Peak bloom varies annually depending on weather conditions; the most likely time to reach peak bloom is between the last week of March and the first week of April. According to the Park Service, extraordinary warm or cool temperatures have resulted in peak bloom as early as March 15 in 1990 and as late as April 18 in 1958.
The planting of cherry trees in Washington DC originated in 1912 as a gift of friendship to the People of the United States from the People of Japan. In Japan, the flowering cherry tree, or “Sakura,” is an important flowering plant. The beauty of the cherry blossom is a symbol with rich meaning in Japanese culture.

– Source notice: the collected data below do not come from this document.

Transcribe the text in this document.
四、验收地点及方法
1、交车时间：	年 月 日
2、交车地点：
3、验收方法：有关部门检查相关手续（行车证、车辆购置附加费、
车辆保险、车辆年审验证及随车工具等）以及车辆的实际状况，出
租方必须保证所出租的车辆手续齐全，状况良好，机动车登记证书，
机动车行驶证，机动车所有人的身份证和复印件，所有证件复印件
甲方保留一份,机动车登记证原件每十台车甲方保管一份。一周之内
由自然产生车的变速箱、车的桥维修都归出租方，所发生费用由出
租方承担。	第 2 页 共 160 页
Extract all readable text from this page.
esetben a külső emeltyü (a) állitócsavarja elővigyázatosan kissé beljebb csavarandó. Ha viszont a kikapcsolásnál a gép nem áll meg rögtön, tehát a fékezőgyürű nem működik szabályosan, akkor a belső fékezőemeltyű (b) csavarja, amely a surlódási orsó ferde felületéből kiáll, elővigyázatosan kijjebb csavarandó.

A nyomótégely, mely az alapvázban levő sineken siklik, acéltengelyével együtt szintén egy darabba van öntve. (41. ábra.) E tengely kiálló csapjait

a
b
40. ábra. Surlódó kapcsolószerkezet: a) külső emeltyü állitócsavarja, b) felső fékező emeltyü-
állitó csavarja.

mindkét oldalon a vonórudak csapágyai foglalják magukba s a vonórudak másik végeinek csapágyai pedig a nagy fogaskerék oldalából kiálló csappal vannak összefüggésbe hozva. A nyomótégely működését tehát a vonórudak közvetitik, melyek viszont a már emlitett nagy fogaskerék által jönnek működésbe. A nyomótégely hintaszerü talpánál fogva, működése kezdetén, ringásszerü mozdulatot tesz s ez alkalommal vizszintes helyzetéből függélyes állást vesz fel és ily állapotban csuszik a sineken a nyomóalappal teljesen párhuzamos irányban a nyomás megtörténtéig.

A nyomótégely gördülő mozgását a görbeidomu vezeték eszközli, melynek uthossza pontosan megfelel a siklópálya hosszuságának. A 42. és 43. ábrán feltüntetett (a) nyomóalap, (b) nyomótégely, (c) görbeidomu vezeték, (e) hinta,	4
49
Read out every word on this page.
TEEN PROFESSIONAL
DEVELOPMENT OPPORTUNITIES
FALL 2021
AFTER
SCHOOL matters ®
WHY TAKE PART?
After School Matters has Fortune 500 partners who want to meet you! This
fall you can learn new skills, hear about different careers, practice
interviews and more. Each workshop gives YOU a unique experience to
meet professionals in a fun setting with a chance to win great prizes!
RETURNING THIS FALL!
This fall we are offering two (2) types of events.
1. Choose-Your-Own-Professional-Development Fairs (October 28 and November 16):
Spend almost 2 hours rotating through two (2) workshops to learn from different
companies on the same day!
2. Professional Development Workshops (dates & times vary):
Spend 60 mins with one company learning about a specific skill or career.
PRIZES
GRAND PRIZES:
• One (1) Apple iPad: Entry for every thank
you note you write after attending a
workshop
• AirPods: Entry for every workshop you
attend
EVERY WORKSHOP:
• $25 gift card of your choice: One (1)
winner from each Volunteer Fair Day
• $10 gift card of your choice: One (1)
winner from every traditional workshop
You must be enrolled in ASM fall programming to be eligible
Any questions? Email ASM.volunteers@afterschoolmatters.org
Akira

Dr. David Fairchild, plant explorer and U.S. Department of Agriculture official, imported seventy-five flowering cherry trees and twenty-five single-flowered weeping types from the Yokohama Nursery Company in Japan. After experimenting with growing them on his own property in Maryland, he deemed that the cherry tree would be perfect to plant around the Washington DC area. This triggered an interest by a variety of individuals to plant the tree around Washington. In 1909 the Mayor of Tokyo, Yukio Ozaki, donated 2,000 trees to the United States on behalf of his city. When the trees arrived, they were riddled with disease and insects and to protect other agriculture, they were burned. The Tokyo Mayor made a second donation of trees in 1910, this time amounting to 3,020 trees. This started the forest of cherry trees that now line the Potomac basin around Washington DC. In a gesture of gratitude back to Japan, President Taft sent a gift in 1915 of flowering dogwood trees to the people of Japan. Thousands of trees have been added since, including another gift of 3,800 trees from Japan in 1965.